I normally don't post in forums but I wanted to share this solution for what I think is a common problem for dance studios. Problem: You want to practice with your partner but the sound system is being used by someone else. Sure, you or your partner can keep count verbally, but this isn't the same as dancing to the music and can't practice "musicality". Being a beginner dancer and also a technology enthusiast, I couldn't help but try to find an elegant way to have two dancers listen to their own music regardless of what music is being played on the studio's sound system. Without getting too much into the technology, my solution relies on a Bluetooth transmitter that can transmit to two headsets simultaneously. There are two transmitters I know of that do this but I am sure there are more. Kokkia's A10m transmitter and GoGroove's BlueSense TRM. The key specifications to look out for are BlueTooth 2.1 + EDR and A2DP (they usually are implemented together). Additionally, seek for it's ability to "multistream" and to stream to two devices simultaneously. If you can download or view the transmitter's user manual, even better, so you can confirm this feature. I purchased the Kokkia A10m and paired this with two headsets and it worked flawlessly. You can use this with any sound source that uses a 3.5 mm stereo jack which means just about any smartphone or portable media device (e.g. iPods). As long as your Bluetooth headsets support A2DP audio streaming (check your manual or just try it), you and your partner can dance to the same music wirelessly. I'm pretty excited that my partner and I will be able to practice on a crowded dance floor with our own music. I think that studios that book simultaneous lessons on the same dance floor might want to really look into implementing this.
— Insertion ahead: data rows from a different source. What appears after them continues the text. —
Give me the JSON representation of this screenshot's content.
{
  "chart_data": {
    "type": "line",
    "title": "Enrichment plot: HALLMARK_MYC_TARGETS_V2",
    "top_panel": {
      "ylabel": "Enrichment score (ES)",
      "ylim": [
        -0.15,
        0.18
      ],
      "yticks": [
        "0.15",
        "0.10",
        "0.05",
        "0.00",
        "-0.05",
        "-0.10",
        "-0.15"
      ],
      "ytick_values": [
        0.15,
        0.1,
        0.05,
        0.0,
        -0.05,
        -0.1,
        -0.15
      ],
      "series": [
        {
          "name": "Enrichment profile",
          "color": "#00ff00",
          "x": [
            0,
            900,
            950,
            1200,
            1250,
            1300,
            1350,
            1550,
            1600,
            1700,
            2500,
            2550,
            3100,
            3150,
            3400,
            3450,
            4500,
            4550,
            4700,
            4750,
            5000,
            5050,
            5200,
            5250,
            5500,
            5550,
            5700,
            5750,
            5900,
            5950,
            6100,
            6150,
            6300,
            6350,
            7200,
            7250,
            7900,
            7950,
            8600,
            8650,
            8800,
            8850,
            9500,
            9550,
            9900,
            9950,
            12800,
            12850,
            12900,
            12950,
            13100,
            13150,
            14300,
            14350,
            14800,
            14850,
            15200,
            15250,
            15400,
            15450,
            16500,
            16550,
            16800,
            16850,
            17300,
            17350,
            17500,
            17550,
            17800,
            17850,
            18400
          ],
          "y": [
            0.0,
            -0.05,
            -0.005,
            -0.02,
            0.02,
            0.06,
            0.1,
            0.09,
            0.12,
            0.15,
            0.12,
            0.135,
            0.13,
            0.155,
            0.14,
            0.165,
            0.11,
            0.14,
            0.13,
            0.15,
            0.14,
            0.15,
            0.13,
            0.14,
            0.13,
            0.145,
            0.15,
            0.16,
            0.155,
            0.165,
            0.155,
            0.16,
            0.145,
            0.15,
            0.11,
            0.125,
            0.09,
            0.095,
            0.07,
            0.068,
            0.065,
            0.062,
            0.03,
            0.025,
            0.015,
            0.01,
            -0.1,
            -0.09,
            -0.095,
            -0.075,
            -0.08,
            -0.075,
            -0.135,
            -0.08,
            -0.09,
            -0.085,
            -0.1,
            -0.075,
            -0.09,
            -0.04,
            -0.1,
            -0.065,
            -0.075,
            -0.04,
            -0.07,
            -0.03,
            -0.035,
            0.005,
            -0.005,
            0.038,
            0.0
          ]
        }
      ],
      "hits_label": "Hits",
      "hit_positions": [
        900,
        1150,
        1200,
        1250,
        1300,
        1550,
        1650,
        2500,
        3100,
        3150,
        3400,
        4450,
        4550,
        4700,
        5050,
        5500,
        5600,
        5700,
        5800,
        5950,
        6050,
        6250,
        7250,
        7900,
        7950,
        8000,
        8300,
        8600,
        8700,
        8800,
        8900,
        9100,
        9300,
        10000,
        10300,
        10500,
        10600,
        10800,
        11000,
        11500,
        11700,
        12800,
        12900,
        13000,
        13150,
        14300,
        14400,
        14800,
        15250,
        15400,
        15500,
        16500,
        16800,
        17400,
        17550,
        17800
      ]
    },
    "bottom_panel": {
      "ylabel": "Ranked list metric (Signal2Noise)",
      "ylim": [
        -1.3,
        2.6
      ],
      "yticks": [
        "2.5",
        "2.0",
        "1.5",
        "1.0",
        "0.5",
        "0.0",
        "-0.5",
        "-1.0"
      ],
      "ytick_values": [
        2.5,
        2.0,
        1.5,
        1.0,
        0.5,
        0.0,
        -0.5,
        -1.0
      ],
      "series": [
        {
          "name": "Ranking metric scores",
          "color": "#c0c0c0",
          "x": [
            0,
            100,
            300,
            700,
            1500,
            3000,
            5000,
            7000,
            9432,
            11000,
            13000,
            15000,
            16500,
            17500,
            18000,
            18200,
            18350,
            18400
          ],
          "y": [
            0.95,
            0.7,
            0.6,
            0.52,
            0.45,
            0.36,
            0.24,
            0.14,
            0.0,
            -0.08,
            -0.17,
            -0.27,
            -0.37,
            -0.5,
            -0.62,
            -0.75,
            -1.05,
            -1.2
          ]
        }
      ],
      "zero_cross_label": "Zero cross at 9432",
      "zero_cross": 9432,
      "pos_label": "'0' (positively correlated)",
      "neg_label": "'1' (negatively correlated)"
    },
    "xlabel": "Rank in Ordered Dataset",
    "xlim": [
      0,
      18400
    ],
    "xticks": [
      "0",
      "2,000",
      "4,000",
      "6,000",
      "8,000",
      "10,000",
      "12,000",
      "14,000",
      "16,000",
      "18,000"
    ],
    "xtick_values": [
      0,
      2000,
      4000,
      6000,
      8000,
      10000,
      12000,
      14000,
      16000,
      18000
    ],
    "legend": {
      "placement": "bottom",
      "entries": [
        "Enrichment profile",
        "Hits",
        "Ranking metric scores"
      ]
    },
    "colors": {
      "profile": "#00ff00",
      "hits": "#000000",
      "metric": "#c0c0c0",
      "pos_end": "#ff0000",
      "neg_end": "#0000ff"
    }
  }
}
Has anyone run into this problem? If so, how do you solve it?
I tried a similar solution to this problem a few years ago. I wore a MP3 player and listened directly with an earpiece. My partner listened via a bluetooth link connected to a second output on the MP3. This did not work well because the bluetooth processing introduced a significant delay to the signal heard by my partner. I assume your A2DP streaming will give an almost identical delay for both partners so that should not be a problem.
My solution was to use an analogue radio microphone based link instead of the digital bluetooth. That also allowed our teacher to have the MP3 player while my partner and I both had radio mic receivers. An expensive solution but I happened to have the radio mics already.